Gerade weil bei vielen NGOs und NPOs immernoch die Meinung vorherrscht, dass 100% der Spenden im Projekt ankommen müssen, und dass der ganze Overhead so klein wie möglich gehalten werden müsste, sind kaum Gelder und vor allem keine Spendengelder für teure Expertenleistungen vorhanden. Soziale Organisationen trauen sich also gar nicht, in ihre Infrastruktur zu investieren. Dabei ist es doch klar, dass eine gute Idee nur durch Professionalisierung und gute Organisation umgesetzt werden kann.
Statt jedoch bei Unternehmen nur um Geldspenden zu bitten, könnten und sollten Projekte ebenso professionelle Hilfeleistung nachfragen. In der Praxis sind viele Unternehmen im Rahmen von sog. „Social Days“ dafür sehr offen. Doch was bringt es, wenn eine Fachkraft mit einem Stundensatz von 150 Euro an einem Nachmittag in einem Kindergarten die Wand streicht? Durch die Wirkungsbrille ist das extrem ineffizient. Die Mitarbeiter hatten vielleicht recht viel Spaß und die KITA meistens einen relativ hohen Organisationsaufwand.
Warum könnte Pro-Bono dann auch für die Unternehmen interessanter sein?
Pro-Bono ist nie nur eine Einbahnstraßen: Unternehmen und Führungskräfte profitieren mindestens soviel wie die NGO´s von der Sache.

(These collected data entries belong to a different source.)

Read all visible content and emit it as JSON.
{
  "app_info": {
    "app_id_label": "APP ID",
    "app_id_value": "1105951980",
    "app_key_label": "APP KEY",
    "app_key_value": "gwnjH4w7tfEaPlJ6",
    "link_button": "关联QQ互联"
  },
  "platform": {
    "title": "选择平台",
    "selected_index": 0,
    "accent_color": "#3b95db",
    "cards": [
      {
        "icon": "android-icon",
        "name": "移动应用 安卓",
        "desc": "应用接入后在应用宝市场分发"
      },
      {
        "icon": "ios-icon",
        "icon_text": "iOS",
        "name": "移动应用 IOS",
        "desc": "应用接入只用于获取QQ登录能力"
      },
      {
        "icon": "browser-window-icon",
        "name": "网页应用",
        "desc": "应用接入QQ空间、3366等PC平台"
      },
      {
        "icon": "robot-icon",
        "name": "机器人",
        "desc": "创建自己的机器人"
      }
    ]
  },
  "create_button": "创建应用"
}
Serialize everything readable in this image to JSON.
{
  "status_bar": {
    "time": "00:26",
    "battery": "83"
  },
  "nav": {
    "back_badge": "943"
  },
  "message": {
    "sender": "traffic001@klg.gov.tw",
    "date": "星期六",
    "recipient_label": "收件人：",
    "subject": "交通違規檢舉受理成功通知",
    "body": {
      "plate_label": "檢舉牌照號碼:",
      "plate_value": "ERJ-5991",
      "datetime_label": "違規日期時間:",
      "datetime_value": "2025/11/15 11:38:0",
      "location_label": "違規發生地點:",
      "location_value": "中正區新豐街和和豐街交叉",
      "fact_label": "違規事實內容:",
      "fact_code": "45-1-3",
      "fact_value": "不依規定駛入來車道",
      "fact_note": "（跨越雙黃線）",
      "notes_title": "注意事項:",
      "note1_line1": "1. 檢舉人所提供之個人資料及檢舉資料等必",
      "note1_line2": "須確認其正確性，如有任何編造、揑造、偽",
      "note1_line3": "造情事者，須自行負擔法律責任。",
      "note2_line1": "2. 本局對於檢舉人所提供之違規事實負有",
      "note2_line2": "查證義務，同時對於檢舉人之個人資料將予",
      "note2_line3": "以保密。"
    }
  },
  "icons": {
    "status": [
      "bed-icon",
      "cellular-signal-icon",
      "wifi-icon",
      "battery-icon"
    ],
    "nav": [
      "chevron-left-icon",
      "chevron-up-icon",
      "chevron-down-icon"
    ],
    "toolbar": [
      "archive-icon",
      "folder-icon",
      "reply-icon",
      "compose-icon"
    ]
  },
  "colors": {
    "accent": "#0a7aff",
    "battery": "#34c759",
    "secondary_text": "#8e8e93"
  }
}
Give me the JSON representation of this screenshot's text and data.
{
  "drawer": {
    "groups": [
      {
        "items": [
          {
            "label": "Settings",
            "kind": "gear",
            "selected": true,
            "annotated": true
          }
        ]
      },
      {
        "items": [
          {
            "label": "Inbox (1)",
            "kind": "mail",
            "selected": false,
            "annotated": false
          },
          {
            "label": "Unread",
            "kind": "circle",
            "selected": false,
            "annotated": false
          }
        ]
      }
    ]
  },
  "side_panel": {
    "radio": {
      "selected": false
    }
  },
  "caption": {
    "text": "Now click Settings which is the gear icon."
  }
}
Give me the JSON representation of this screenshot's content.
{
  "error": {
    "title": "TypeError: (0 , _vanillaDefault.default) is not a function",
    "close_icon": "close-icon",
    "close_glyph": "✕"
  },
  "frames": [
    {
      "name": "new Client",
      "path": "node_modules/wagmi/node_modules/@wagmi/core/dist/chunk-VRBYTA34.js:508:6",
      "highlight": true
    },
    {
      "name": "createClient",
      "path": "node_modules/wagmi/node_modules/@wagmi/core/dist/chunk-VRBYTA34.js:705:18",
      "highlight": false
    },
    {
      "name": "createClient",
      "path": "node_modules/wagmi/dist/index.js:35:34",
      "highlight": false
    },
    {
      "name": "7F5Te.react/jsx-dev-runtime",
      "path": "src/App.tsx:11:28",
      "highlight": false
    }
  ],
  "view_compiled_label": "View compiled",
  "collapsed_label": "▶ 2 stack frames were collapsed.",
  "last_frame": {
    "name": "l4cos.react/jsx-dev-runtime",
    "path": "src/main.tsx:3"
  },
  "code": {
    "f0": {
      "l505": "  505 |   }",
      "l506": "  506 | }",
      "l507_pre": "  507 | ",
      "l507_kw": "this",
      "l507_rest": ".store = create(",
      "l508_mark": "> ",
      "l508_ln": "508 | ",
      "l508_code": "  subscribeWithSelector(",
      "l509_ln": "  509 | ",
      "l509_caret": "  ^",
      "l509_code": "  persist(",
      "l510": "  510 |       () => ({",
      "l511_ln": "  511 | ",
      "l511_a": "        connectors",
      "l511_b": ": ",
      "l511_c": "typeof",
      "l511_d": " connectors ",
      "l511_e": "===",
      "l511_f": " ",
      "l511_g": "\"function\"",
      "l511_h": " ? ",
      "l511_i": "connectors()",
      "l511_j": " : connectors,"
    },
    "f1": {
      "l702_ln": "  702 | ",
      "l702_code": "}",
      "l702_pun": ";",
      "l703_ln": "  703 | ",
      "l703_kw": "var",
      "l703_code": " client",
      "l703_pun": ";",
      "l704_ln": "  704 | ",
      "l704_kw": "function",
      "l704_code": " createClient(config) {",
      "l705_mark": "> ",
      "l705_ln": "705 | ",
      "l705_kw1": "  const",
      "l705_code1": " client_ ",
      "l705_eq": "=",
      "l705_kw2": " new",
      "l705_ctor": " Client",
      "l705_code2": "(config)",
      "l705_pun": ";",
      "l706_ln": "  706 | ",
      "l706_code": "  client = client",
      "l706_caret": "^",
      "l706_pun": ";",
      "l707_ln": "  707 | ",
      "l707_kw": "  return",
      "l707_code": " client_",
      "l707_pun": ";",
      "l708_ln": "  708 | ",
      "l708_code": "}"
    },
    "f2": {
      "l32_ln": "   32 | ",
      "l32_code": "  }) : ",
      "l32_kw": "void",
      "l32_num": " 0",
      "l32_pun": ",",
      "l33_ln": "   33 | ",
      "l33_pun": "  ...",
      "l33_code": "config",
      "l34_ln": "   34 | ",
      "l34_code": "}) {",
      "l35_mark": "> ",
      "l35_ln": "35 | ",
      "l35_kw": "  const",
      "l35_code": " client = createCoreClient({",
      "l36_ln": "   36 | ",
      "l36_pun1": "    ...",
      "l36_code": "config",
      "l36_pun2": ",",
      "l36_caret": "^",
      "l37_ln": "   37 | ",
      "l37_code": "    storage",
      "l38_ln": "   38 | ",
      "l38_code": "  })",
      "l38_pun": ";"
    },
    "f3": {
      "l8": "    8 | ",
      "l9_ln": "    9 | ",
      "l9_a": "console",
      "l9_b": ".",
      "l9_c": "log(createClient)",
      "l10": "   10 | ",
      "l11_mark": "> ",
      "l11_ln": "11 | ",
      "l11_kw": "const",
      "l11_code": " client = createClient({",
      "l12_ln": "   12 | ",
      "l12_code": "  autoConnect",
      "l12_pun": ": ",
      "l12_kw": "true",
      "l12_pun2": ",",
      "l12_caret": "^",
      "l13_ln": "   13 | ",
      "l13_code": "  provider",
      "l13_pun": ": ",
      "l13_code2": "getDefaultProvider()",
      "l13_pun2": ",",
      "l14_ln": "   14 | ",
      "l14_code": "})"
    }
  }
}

Beim qualifizierten Engagement können Mitarbeiter ihre Fähigkeiten in einem völlig anderen Kontext einsetzen. Sie müssen sich mit anderen Erfahrungswelten, Denkweisen und Sprachen auseinandersetzen. Das schärft Feingefühl und erweitert den Horizont und flexibles Denken. Auf diese Weise lässt sich bürgerliches Engagement und Mitarbeiterentwicklung zusammenbringen.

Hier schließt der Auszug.